Aber genau das ist der Punkt. Ich denke, es ist Zeit zu begreifen: Nicht alles, was (gesetzlich) erlaubt ist, ist auch anständig!

Und zu erkennen: Als Unternehmen hat man eine gesellschaftliche Verantwortung zu übernehmen, die über das eigene Business hinaus geht. Eine Verantwortung, die Welt besser zu machen. – Das ist kein (naiver) Idealismus, das ist die Zukunft!

„Im Mittelpunkt für Unternehmen und Politik muss der Mensch stehen, nicht das Streben nach Macht oder Gewinn“, schrieb Papst Franziskus in seiner Botschaft an die Teilnehmer des letzten Davoser Weltwirtschaftsforums. – Nun, ob ein „Kapitalismus mit Seele“ automatisch im Widerspruch zu einer gewinnorientierten Unternehmensführung steht, können wir gern an anderer Stelle diskutieren. Es liegt aber auf der Hand, dass insbesondere in Zeiten, da sich Gesellschaft und Politik scheinbar entkoppeln, es andere richtungsweisende Institutionen braucht: Unternehmen, Marken, die uns zeigen und vormachen, wohin wir uns als Gesellschaft bewegen müssen. Unternehmen/Marken, die unsere Gesellschaft aktiv mitgestalten. Altruistisch, ohne Hintergedanken und ohne jede gute Tat marketingtechnisch auszuschlachten.

Was sich ändern muss?!

Dass unserer Gesellschaft bis in die Unternehmensspitzen mehr Anstand guttun würde, ist, denke ich, unbestritten. Mit wenigen Sätzen zu erklären, wie man da hin kommt, auch das dürfte klar sein, ist unmöglich – ist auch nicht die Idee dieses Beitrags, der mehr zur Diskussion und zur kritischen Auseinandersetzung anregen will.
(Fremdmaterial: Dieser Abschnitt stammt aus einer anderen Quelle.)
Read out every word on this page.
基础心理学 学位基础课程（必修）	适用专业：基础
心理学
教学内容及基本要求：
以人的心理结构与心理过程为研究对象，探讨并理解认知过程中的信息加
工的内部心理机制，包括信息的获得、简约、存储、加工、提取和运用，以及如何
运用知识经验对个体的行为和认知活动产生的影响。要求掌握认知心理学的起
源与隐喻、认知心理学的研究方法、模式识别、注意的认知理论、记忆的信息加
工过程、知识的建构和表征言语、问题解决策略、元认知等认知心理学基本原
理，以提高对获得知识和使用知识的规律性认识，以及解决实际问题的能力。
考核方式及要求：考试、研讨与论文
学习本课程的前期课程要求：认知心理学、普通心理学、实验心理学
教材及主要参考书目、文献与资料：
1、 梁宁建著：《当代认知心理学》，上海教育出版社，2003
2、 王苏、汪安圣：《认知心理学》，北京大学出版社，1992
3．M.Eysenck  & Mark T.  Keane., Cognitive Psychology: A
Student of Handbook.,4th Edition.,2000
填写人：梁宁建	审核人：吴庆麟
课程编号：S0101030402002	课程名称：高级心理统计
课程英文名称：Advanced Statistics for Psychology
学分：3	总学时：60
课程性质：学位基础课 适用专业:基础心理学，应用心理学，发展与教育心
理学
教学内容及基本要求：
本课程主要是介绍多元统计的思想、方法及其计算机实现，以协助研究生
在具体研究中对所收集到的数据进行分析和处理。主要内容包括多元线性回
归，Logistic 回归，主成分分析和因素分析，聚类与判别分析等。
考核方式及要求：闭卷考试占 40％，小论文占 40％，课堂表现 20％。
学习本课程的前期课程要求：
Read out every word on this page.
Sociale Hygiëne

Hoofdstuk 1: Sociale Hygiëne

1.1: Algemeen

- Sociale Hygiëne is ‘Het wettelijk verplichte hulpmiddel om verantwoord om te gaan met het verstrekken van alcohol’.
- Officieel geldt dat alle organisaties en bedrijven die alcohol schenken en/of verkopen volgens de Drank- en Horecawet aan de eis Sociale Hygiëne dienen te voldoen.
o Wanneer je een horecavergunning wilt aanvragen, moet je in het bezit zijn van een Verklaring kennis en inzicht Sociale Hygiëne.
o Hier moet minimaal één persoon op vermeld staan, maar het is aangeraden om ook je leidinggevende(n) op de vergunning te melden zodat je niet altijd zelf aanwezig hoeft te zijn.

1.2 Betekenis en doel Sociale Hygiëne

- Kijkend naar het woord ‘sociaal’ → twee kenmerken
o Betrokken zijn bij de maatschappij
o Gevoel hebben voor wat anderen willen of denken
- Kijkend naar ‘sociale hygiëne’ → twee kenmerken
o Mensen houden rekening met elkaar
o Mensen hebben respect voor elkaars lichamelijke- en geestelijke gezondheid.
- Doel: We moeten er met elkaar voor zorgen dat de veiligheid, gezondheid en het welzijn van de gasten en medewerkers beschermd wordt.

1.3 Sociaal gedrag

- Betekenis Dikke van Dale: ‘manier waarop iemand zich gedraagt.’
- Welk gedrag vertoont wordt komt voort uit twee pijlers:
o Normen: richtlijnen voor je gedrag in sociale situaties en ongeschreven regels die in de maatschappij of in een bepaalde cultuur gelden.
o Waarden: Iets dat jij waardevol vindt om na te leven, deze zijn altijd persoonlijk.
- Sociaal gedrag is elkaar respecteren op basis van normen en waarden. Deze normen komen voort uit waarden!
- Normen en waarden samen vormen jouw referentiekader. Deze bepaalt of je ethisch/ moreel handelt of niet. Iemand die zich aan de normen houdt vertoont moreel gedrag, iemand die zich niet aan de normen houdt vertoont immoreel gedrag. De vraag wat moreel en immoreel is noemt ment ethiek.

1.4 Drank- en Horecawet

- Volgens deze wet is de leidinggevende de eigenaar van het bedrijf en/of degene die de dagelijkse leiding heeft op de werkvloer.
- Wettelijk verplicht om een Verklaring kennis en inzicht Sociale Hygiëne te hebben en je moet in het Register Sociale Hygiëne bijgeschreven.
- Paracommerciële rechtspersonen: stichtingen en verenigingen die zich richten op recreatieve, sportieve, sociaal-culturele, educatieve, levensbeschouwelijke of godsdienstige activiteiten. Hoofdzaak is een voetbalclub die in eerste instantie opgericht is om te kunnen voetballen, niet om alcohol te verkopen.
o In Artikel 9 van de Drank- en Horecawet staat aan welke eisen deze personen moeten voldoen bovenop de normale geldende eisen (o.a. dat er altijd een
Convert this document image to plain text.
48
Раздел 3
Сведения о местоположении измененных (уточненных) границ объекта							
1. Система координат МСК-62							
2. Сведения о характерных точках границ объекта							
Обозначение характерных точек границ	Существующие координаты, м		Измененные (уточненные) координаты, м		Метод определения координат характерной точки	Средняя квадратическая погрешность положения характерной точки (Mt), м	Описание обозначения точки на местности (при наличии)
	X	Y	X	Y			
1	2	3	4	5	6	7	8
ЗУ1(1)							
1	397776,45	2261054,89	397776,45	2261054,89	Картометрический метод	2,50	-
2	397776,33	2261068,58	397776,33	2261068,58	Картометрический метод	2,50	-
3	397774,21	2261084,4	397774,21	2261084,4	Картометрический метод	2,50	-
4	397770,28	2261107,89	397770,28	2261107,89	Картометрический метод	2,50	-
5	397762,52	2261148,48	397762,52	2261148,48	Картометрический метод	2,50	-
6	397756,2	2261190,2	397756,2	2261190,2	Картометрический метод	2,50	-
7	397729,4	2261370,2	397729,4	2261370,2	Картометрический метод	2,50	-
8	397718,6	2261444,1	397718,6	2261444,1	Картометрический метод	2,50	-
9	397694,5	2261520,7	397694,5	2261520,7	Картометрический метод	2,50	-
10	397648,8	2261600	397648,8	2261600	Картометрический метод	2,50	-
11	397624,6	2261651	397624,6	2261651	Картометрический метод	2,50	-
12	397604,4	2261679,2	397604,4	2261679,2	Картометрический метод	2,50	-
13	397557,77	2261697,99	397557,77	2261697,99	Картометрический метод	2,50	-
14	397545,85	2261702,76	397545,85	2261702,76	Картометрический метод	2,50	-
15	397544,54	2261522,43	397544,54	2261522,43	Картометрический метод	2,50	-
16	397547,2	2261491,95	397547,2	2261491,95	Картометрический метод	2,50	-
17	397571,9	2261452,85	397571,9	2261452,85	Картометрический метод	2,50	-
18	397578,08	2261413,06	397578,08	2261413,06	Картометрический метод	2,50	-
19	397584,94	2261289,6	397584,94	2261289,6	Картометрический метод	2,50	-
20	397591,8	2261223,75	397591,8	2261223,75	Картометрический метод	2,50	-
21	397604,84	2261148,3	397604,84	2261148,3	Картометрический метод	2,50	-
Kurz gesagt: Anstand für jedermann „sexy“ zu machen, ist sicher eine pädagogische, aber auch eine normative Aufgabe. Die vielleicht damit beginnt:

  • Anstand nicht als etwas Altmodisches, Unnützes, Esoterisches oder etwas für Dumme/Verlierer abzutun. Sondern als etwas Erstrebenswertes, Wichtiges für unsere Gesellschaft anzusehen, was unser aller Anerkennung verdient.
    Das erreicht man ja durchaus mit kleinen Dingen: Warum nicht vor der Tagesschau, statt der Börsenkurse, Beispiele und Fakten präsentieren, die zeigen, wie sich Menschen/Unternehmen für das Gemeinwohl einsetzen?! Was, wenn Unternehmen nicht nur die besten Verkäufer auszeichnen, sondern genauso privates, altruistisches Engagement ihrer Mitarbeiter honorieren?!
  • Aber wie wollen wir mehr Wertschätzung für Anstand und gesellschaftliches Engagement erzielen, wenn wir dies dem Menschen nicht von kleinauf vermitteln?
    Ich finde z. B. ein Unterrichtsfach „Humanistische Lebenskunde“, wie es das in Berlin-Brandenburg gibt, einen guten Ansatz, um ethisches, werteorientiertes Denken und Handeln von der ersten Klasse an zu unterstützen. Aber warum als freiwilliges Fach und nicht als Hauptfach bis zum Abitur?! Und: Klar, dass die Schule nicht allein für die Erziehung unserer Kinder verantwortlich ist …
  • Wir alle sind verantwortlich, „die Ökonomie“ neu auszurichten: nicht alle gemeinsam, nicht von heute auf morgen, aber jeder, indem er seinen Teil dazu beiträgt. AB SOFORT! In eine Richtung, welche das Wachstum des Gemeinwohls und nicht das des Geldes in den Mittelpunkt rückt.
    An dieser Stelle würde ich jetzt mal speziell die Unternehmenslenker in die Pflicht nehmen. Sie haben es in der Hand, welchen Stellenwert Corporate Social Responsibility (CSR) in Ihrem Unternehmen besitzt. Welche Vorgaben es gibt, wie deren Einhaltung geprüft, aber auch prämiert werden. „Der Kopf ist rund, damit das Denken die Richtung ändern kann“. Auf geht’s!